Scripture is full of kings. Sometimes Scripture names kings directly and other times it does so through symbols. And for the most part, kings are not viewed favorably – even the ones that were supposedly men after God’s own heart.
Often that is because the power kings hold corrupts them and causes them to sin.
Scripture itself has a description of what to expect from a king:
“[Samuel] said, ‘These will be the ways of the king who will reign over you: he will take your sons and appoint them to his chariots and to be his horsemen, and to run before his chariots; and he will appoint for himself commanders of thousands and commanders of fifties, and some to plough his ground and to reap his harvest, and to make his implements of war and the equipment of his chariots. He will take your daughters to be perfumers and cooks and bakers. He will take the best of your fields and vineyards and olive orchards and give them to his courtiers. He will take one-tenth of your grain and of your vineyards and give it to his officers and his courtiers. He will take your male and female slaves, and the best of your cattle and donkeys, and put them to his work. He will take one-tenth of your flocks, and you shall be his slaves. And in that day you will cry out because of your king, whom you have chosen for yourselves; but the Lord will not answer you in that day.’”
(Source: 1 Samuel 8:11-18, NRSV)
And how did people respond to this warning? About as well as should be expected:
“But the people refused to listen to the voice of Samuel; they said, ‘No! but we are determined to have a king over us, so that we also may be like other nations, and that our king may govern us and go out before us and fight our battles.’ When Samuel had heard all the words of the people, he repeated them in the ears of the Lord. The Lord said to Samuel, ‘Listen to their voice and set a king over them.’”
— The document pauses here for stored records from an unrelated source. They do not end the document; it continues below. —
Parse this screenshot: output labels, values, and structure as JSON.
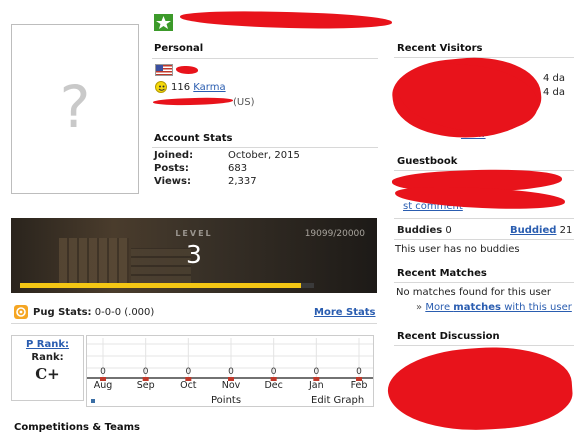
{
  "profile": {
    "avatar_glyph": "?",
    "personal_header": "Personal",
    "karma_value": "116",
    "karma_label": "Karma",
    "location_suffix": "(US)",
    "flag": "us-flag-icon",
    "status_icon": "online-status-icon"
  },
  "account_stats": {
    "header": "Account Stats",
    "rows": [
      {
        "label": "Joined:",
        "value": "October, 2015"
      },
      {
        "label": "Posts:",
        "value": "683"
      },
      {
        "label": "Views:",
        "value": "2,337"
      }
    ]
  },
  "level_banner": {
    "level_label": "LEVEL",
    "level_value": "3",
    "xp_text": "19099/20000",
    "xp_progress": 0.955
  },
  "pug_stats": {
    "label": "Pug Stats:",
    "value": "0-0-0 (.000)",
    "more_link": "More Stats"
  },
  "rank": {
    "p_rank_link": "P Rank:",
    "rank_label": "Rank:",
    "rank_value": "C+"
  },
  "points_chart": {
    "months": [
      "Aug",
      "Sep",
      "Oct",
      "Nov",
      "Dec",
      "Jan",
      "Feb"
    ],
    "values": [
      0,
      0,
      0,
      0,
      0,
      0,
      0
    ],
    "point_label": "0",
    "x_title": "Points",
    "edit_label": "Edit Graph"
  },
  "competitions_header": "Competitions & Teams",
  "recent_visitors": {
    "header": "Recent Visitors",
    "times": [
      "4 da",
      "4 da"
    ],
    "tail": "www"
  },
  "guestbook": {
    "header": "Guestbook",
    "link_tail": "st comment"
  },
  "buddies": {
    "label": "Buddies",
    "count": "0",
    "buddied_label": "Buddied",
    "buddied_count": "21",
    "empty_text": "This user has no buddies"
  },
  "recent_matches": {
    "header": "Recent Matches",
    "empty_text": "No matches found for this user",
    "more_prefix": "»",
    "more_link_a": "More ",
    "more_link_b": "matches",
    "more_link_c": " with this user"
  },
  "recent_discussion": {
    "header": "Recent Discussion"
  },
  "colors": {
    "link": "#2a5db0",
    "redaction": "#e8131b",
    "xp_bar": "#f3c614",
    "status_green": "#3c9a2a"
  }
}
(Source: 1 Samuel 8:19-22a, NRSV)
What is it about humanity that it desires to have other humans rule over it? Kings rarely ever work out well. They often turn out exactly how God says in 1 Samuel. Yet for some reason, humanity goes right back.
Maybe you’re sitting there and saying – “But we live in a democracy, we don’t have a king!” Are you sure about that? Are there people, institutions, or things that have some kind of rule over your life in a kingly manner? Especially ones that are self imposed?
What are the kings in our life, in our community, in our churches, in our nation, and in our world?
In the coming days, I plan on writing blog posts about some of the kings listed in Scripture and what Scripture tells us about them.
In the midst of all of this, I challenge you to do some self-reflection. Ask yourself – in what ways am I like this king? How am I different? What is the king’s relationship with God? What is this king really king over? What’s God up to in relation to the king highlighted?